There have been a spate of reports and blog posts recently postulating about the potential demise of the enterprise data warehouse (EDW) in the light of big data and evolving approaches to data management.
There are a number of connected themes that have led the likes of Colin White and Barry Devlin to ponder the future of the EDW, and as it happens I’ll be talking about these during our 451 Client event in San Francisco on Wednesday.
While my presentation doesn’t speak directly to the future of the EDW, it does cover the trends that are driving the reconsideration of the assumption that the EDW is, and should be, the central source of business intelligence in the enterprise.
As Colin points out, this is an assumption based on historical deficiencies with alternative data sources that evolved into best practices. “Although BI and BPM applications typically process data in a data warehouse, this is only because of… issues… concerning direct access [to] business transaction data. If these issues could be resolved then there would be no need for a data warehouse.”
The massive improvements in processing performance seen since the advent of data warehousing means that it is now more practical to process data where it resides, or is generated rather than forcing data to be held in a central data warehouse.
For example, while distributed caching was initially adopted to improve the performance of Web and financial applications, it also provides an opportunity to perform real-time analytics on application performance and user behaviour (enabling targeted ads for example) long before the data get anywhere near the data warehouse.
While the central EDW approach has some advantages for data control, security and reliability, this has always been more theoretical than practical, as there is the need for regional and departmental data marts, and users continue to use local copies of data.
As we put it in last year’s Data Warehousing 2009-2013 report:
“The approach of many users now is not to stop those distributed systems from being created, but rather to ensure that they can be managed according to the same data-quality and security rules as the EDW.

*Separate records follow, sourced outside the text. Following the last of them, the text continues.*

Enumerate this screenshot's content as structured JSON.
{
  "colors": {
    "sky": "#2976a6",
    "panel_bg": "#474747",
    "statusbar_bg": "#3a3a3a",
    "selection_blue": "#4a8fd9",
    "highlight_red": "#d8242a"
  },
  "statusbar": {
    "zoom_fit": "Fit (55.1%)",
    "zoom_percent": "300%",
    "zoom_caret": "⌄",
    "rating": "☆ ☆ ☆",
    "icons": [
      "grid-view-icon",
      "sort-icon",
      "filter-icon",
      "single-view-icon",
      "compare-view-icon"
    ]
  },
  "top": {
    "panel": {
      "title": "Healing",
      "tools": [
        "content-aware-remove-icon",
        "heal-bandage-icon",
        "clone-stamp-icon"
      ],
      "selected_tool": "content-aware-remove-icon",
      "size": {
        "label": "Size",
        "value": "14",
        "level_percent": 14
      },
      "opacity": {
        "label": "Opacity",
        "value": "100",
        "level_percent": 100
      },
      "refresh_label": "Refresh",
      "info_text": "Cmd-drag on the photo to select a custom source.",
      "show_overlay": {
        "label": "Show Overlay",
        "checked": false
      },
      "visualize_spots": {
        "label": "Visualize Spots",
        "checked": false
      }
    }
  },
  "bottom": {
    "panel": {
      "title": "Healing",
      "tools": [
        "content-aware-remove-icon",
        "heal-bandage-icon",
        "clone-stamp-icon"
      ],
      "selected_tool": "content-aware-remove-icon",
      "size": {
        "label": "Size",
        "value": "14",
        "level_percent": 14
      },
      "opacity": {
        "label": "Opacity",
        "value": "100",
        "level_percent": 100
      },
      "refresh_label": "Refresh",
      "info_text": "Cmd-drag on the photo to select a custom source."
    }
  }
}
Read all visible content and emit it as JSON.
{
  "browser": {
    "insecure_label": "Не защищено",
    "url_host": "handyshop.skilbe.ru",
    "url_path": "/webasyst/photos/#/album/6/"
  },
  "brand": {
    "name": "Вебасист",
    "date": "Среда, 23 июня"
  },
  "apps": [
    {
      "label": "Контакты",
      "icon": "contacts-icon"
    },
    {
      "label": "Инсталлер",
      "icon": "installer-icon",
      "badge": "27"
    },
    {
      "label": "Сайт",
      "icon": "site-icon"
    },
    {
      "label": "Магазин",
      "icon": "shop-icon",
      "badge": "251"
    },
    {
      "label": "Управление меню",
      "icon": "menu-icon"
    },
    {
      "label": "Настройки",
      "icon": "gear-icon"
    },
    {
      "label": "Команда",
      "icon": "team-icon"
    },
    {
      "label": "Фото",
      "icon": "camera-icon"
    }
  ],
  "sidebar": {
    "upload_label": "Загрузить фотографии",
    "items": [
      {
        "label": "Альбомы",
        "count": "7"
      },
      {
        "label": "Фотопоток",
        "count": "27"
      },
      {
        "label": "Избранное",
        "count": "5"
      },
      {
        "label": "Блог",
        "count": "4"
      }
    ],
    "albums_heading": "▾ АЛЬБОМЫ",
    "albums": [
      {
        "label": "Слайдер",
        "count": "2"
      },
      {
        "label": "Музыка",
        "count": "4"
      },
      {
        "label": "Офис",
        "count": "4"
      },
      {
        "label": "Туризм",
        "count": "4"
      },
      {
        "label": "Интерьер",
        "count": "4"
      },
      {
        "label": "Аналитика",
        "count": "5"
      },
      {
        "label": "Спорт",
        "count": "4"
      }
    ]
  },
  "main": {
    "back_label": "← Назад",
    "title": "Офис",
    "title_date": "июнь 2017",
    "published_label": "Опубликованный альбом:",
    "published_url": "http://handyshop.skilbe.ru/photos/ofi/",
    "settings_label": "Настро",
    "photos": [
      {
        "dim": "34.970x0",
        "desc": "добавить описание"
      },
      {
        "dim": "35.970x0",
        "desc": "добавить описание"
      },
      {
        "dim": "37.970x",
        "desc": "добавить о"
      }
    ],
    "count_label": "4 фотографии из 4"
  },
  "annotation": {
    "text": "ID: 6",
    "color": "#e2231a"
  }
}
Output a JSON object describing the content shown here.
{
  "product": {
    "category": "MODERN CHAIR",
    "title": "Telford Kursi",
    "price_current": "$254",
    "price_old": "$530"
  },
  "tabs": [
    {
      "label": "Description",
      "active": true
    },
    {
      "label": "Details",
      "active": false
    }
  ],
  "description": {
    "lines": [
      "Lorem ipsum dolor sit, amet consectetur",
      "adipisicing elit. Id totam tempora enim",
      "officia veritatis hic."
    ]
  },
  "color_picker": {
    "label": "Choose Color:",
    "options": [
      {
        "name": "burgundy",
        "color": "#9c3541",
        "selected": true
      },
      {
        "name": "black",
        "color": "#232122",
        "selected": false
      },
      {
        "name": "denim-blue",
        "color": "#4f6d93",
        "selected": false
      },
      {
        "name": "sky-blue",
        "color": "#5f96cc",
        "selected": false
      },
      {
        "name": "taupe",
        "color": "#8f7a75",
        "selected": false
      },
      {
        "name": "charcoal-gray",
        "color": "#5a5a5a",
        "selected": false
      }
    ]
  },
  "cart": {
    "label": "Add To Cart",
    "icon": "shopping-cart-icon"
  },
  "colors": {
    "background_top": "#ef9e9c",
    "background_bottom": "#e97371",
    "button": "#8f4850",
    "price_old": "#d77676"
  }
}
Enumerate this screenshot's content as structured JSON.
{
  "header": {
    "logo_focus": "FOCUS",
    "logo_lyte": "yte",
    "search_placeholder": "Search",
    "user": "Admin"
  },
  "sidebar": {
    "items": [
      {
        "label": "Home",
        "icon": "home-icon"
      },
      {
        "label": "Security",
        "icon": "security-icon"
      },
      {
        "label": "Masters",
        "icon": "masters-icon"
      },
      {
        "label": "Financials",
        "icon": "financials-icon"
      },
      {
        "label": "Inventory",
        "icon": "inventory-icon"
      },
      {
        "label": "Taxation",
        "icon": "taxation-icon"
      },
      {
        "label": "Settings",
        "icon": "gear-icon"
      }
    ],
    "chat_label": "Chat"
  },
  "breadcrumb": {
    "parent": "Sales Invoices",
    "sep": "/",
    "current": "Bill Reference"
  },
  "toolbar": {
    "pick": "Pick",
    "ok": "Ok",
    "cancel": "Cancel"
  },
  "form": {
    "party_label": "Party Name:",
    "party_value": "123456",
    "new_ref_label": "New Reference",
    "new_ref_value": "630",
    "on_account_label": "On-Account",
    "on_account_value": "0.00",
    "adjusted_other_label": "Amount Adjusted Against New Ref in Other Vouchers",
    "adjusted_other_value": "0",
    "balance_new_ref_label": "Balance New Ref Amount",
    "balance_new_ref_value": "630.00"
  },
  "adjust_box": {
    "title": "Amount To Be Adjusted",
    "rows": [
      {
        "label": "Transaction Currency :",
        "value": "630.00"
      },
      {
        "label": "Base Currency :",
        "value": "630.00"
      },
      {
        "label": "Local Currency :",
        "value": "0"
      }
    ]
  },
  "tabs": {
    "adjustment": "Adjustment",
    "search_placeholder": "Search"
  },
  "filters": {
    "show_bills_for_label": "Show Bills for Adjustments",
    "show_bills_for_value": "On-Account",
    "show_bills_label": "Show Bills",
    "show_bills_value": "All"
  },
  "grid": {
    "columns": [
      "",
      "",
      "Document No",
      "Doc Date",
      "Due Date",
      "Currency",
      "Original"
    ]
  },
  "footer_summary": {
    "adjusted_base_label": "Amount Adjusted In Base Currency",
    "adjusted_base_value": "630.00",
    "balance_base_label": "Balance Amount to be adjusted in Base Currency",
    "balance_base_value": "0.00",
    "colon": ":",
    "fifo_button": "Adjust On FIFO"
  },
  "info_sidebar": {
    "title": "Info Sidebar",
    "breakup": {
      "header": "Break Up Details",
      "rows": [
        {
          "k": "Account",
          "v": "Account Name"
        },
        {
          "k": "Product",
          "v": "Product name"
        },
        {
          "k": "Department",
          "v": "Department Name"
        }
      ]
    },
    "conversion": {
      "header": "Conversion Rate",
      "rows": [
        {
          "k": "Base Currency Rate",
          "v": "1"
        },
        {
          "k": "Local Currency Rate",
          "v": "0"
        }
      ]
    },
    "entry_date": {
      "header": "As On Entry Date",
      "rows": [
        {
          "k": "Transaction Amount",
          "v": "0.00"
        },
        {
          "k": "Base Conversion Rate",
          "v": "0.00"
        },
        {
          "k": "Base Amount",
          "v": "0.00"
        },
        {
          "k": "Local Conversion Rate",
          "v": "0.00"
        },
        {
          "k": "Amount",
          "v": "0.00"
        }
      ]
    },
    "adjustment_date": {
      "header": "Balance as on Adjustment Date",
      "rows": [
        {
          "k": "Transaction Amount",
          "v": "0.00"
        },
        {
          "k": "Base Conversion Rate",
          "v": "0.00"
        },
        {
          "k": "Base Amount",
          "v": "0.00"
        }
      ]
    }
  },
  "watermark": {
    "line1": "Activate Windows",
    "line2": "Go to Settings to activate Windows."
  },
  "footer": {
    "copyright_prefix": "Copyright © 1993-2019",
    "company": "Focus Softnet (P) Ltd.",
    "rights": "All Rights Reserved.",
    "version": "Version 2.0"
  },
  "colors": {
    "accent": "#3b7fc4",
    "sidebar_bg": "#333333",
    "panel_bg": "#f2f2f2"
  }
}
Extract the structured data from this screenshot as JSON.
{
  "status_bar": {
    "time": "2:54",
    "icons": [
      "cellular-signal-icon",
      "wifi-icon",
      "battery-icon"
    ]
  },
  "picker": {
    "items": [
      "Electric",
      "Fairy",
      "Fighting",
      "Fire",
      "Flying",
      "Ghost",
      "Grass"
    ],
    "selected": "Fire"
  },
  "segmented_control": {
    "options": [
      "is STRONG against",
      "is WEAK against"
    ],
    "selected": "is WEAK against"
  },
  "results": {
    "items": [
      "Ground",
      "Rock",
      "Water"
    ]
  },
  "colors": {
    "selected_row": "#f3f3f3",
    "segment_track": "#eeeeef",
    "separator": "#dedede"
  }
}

With the application of cloud computing capabilities to on-premises infrastructure, users now have the promise of distributed pools of enterprise data that marry central management with distributed use and control, empowering business users to create elastic and temporary data marts without the risk of data-mart proliferation.”
The concept of the “data cloud” is nascent, but companies such as eBay are pushing in that direction, while also making use of data storage and processing technologies above and beyond traditional databases.
Hadoop is a prime example, but so too are the infrastructure components that are generating vast amounts of data that can be used by the enterprise to better understand how the infrastructure is helping or hindering the business in responding to changing demands.
For the 451 client event we have come up with the term ‘datastruture’ to describe these infrastructure elements. What is ‘datastructure’? It’s the machines that are responsible for generating machine-generated data.
While that may sound like we’ve just slapped a new label on existing technology we believe that those data-generating machines will evolve over time to take advantage of improved available processing power with embedded data analytics capabilities.
Just as in-database analytics has enabled users to reduce data processing latency by taking the analytics to the data in the database, it seems likely that users will look to do the same for machine-generated data by taking the analytics to the data in the ‘datastructure’.
This ‘datastructure’ with embedded database and analytics capabilties therefore becomes part of the wider ‘data cloud’, alongside regional and departmental data marts, and the central business application data warehouse, as well as the ability to spin up and provision virtual data marts.
As Barry Devlin puts it: “A single logical storehouse is required with both a well-defined, consistent and integrated physical core and a loose federation of data whose diversity, timeliness and even inconsistency is valued.”
Making this work will require new data cloud management capabilities, as well as an approach to data management that we have called “total data”. As we previously explained:
“Total data is about more than data volumes. It’s about taking a broad view of available data sources and processing and analytic technologies, bringing in data from multiple sources, and having the flexibility to respond to changing business requirements…
Total data involves processing any data that might be applicable to the query at hand, whether that data is structured or unstructured, and whether it resides in the data warehouse, or a distributed Hadoop file system, or archived systems, or any operational data source – SQL or NoSQL – and whether it is on-premises or in the cloud.”
As for the end of the EDW, both Colin and Barry argue, and I agree, that what we are seeing does not portend the end of the EDW but recognition that the EDW is a component of business intelligence, rather than the source of all business intelligence itself.